Crime is skyrocketing across the nation and cops are regular targets of vitriol from BLM and Antifa-inspired leftists. So naturally a new season of the adult cartoon Solar Opposites on Hulu mocked law enforcement as such stupid morons that they cannot read, lack empathy, and possess (gasp!) "hardline conservative opinions."
Hulu premiered season 2 of Solar Opposites, by Rick and Morty creators Dan Harmon and Justin Roiland, on Friday, March 26. Like the Cartoon Network animation that originally made Harmon and Roiland famous, Solar Opposites is often dark and cynical.
This season had a particularly ignorant scene mocking police officers (and conservatives) as illiterate and unempathetic dolts. Teen alien Yumyulack (Sean Giambrone) shoots police officers with a ray gun that gives anyone or anything the ability to read.
Women: This alien is educating my things!
Police Officer 1: Stop right there, you dirty alien! Oh God, I can read? What if I gain empathy? What if I learn things that force me to re-evaluate my hardline conservative opinions?
Police Officer 2: Ahh!
Police Officer 1: Oh my God!
If the series creators had any real day-to-day interaction with law enforcement they would learn the training and education that goes into joining a police force.
The nasty dialogue was not the only moment in which the series took a pot shot at conservatives. Earlier in the season, one of the weird aliens, Korvo (Justin Roiland), protests while in prison on a false accusation, ”We’re nice, pupa-fearing, Fox-News believing members of society.” ("Pupa" is a pet-like creature from Korvo's home planet.)
The show also smears whites as racists in a joke about white dogs in a different episode. Korvo kills a card player at a bachelor party and then brings him back to life with another ray gun. “Whoa. I don’t want to go into too much detail here, but, uh, it turns out only some dogs go to Heaven. The other dogs are racist. White dogs,” the card player whispers after he is resurrected.
Solar Opposites does break from woke ideology to mock the idea of trans people in sports. When the show’s two alien teens, Yumyulack and Jesse (Mary Mack), have to run a long distance race at their high school, they use specially-designed cheating helmets and backpacks to win.
Coach: What’s with the helmets and backpack?
Yumyulack: Um, you’re actually not allowed to ask us about it because they power our gender identity or whatever.
Coach: Fine.

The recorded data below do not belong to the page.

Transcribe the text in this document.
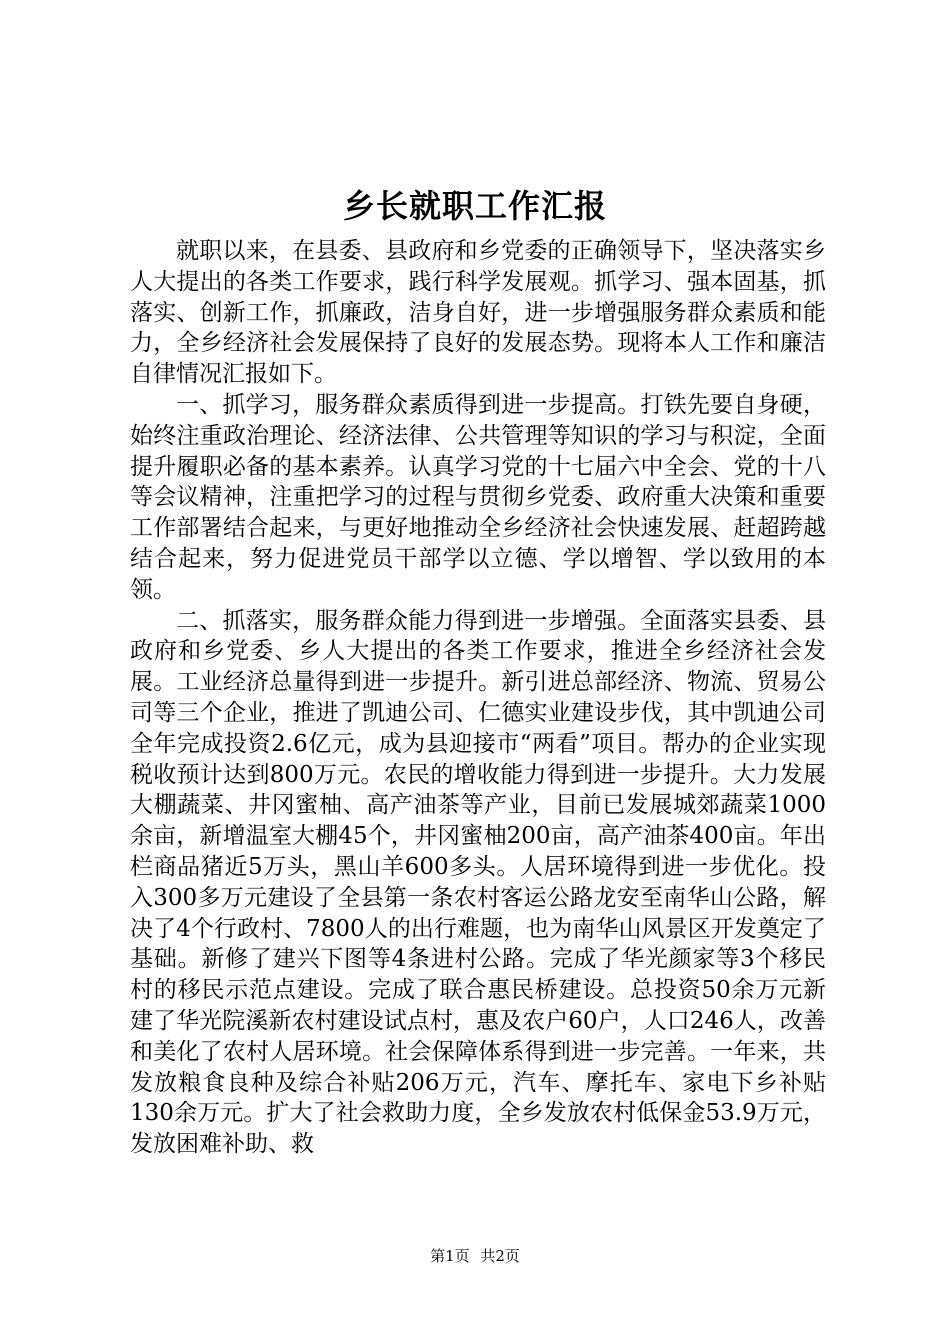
乡长就职工作汇报

就职以来，在县委、县政府和乡党委的正确领导下，坚决落实乡人大提出的各类工作要求，践行科学发展观。抓学习、强本固基，抓落实、创新工作，抓廉政，洁身自好，进一步增强服务群众素质和能力，全乡经济社会发展保持了良好的发展态势。现将本人工作和廉洁自律情况汇报如下。

一、抓学习，服务群众素质得到进一步提高。打铁先要自身硬，始终注重政治理论、经济法律、公共管理等知识的学习与积淀，全面提升履职必备的基本素养。认真学习党的十七届六中全会、党的十八等会议精神，注重把学习的过程与贯彻乡党委、政府重大决策和重要工作部署结合起来，与更好地推动全乡经济社会快速发展、赶超跨越结合起来，努力促进党员干部学以立德、学以增智、学以致用的本领。

二、抓落实，服务群众能力得到进一步增强。全面落实县委、县政府和乡党委、乡人大提出的各类工作要求，推进全乡经济社会发展。工业经济总量得到进一步提升。新引进总部经济、物流、贸易公司等三个企业，推进了凯迪公司、仁德实业建设步伐，其中凯迪公司全年完成投资2.6亿元，成为县迎接市“两看”项目。帮办的企业实现税收预计达到800万元。农民的增收能力得到进一步提升。大力发展大棚蔬菜、井冈蜜柚、高产油茶等产业，目前已发展城郊蔬菜1000余亩，新增温室大棚45个，井冈蜜柚200亩，高产油茶400亩。年出栏商品猪近5万头，黑山羊600多头。人居环境得到进一步优化。投入300多万元建设了全县第一条农村客运公路龙安至南华山公路，解决了4个行政村、7800人的出行难题，也为南华山风景区开发奠定了基础。新修了建兴下图等4条进村公路。完成了华光颜家等3个移民村的移民示范点建设。完成了联合惠民桥建设。总投资50余万元新建了华光院溪新农村建设试点村，惠及农户60户，人口246人，改善和美化了农村人居环境。社会保障体系得到进一步完善。一年来，共发放粮食良种及综合补贴206万元，汽车、摩托车、家电下乡补贴130余万元。扩大了社会救助力度，全乡发放农村低保金53.9万元，发放困难补助、救

第1页 共2页
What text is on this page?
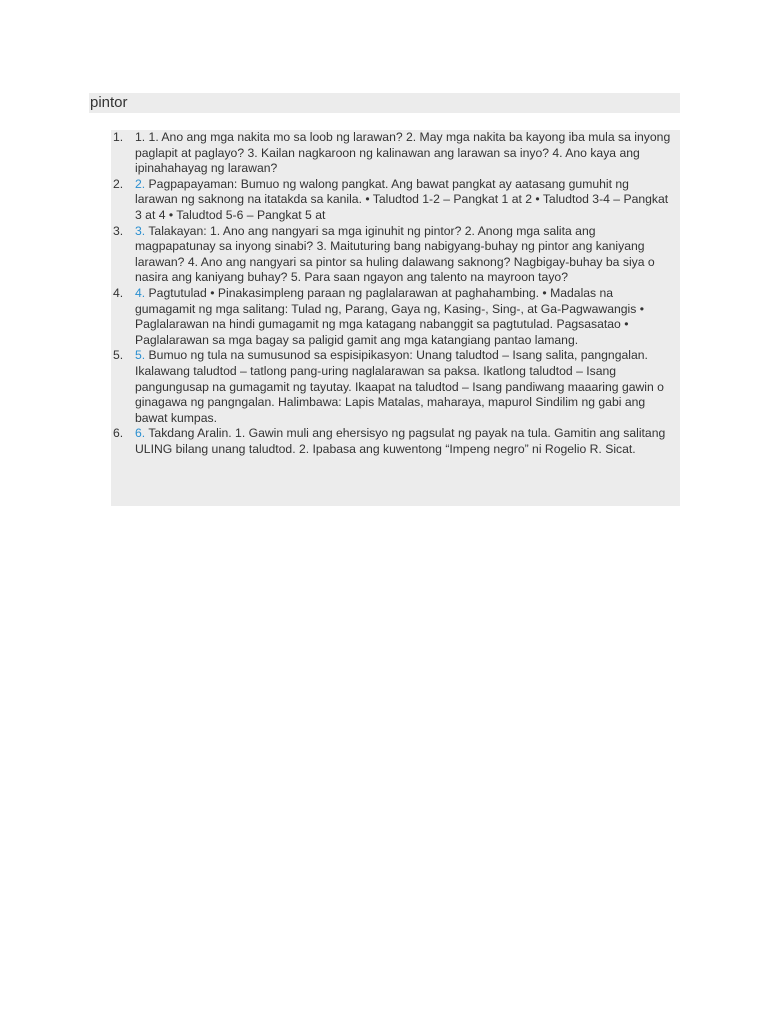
pintor
1. 1. 1. Ano ang mga nakita mo sa loob ng larawan? 2. May mga nakita ba kayong iba mula sa inyong paglapit at paglayo? 3. Kailan nagkaroon ng kalinawan ang larawan sa inyo? 4. Ano kaya ang ipinahahayag ng larawan?
2. 2. Pagpapayaman: Bumuo ng walong pangkat. Ang bawat pangkat ay aatasang gumuhit ng larawan ng saknong na itatakda sa kanila. • Taludtod 1-2 – Pangkat 1 at 2 • Taludtod 3-4 – Pangkat 3 at 4 • Taludtod 5-6 – Pangkat 5 at
3. 3. Talakayan: 1. Ano ang nangyari sa mga iginuhit ng pintor? 2. Anong mga salita ang magpapatunay sa inyong sinabi? 3. Maituturing bang nabigyang-buhay ng pintor ang kaniyang larawan? 4. Ano ang nangyari sa pintor sa huling dalawang saknong? Nagbigay-buhay ba siya o nasira ang kaniyang buhay? 5. Para saan ngayon ang talento na mayroon tayo?
4. 4. Pagtutulad • Pinakasimpleng paraan ng paglalarawan at paghahambing. • Madalas na gumagamit ng mga salitang: Tulad ng, Parang, Gaya ng, Kasing-, Sing-, at Ga-Pagwawangis • Paglalarawan na hindi gumagamit ng mga katagang nabanggit sa pagtutulad. Pagsasatao • Paglalarawan sa mga bagay sa paligid gamit ang mga katangiang pantao lamang.
5. 5. Bumuo ng tula na sumusunod sa espisipikasyon: Unang taludtod – Isang salita, pangngalan. Ikalawang taludtod – tatlong pang-uring naglalarawan sa paksa. Ikatlong taludtod – Isang pangungusap na gumagamit ng tayutay. Ikaapat na taludtod – Isang pandiwang maaaring gawin o ginagawa ng pangngalan. Halimbawa: Lapis Matalas, maharaya, mapurol Sindilim ng gabi ang bawat kumpas.
6. 6. Takdang Aralin. 1. Gawin muli ang ehersisyo ng pagsulat ng payak na tula. Gamitin ang salitang ULING bilang unang taludtod. 2. Ipabasa ang kuwentong “Impeng negro” ni Rogelio R. Sicat.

You two better blow me away with your mile time this year.
Later in the episode, “President Michelle Obama” bets the entire U.S. treasury on the two aliens winning the Teen Olympics.
Popular adult cartoons by male Generation X cartoonists have generally refused to go along with the transgender flight from reality, no matter how socially liberal their individual creators may be on other issues. This includes cartoons such as Family Guy and South Park. Solar Opposites is no exception.
That does not mean the series is worth watching, of course. With the exception of a few funny moments, it is mostly a vulgar and mean-spirited mess of a show relying heavily on its creators’ former Cartoon Network fame.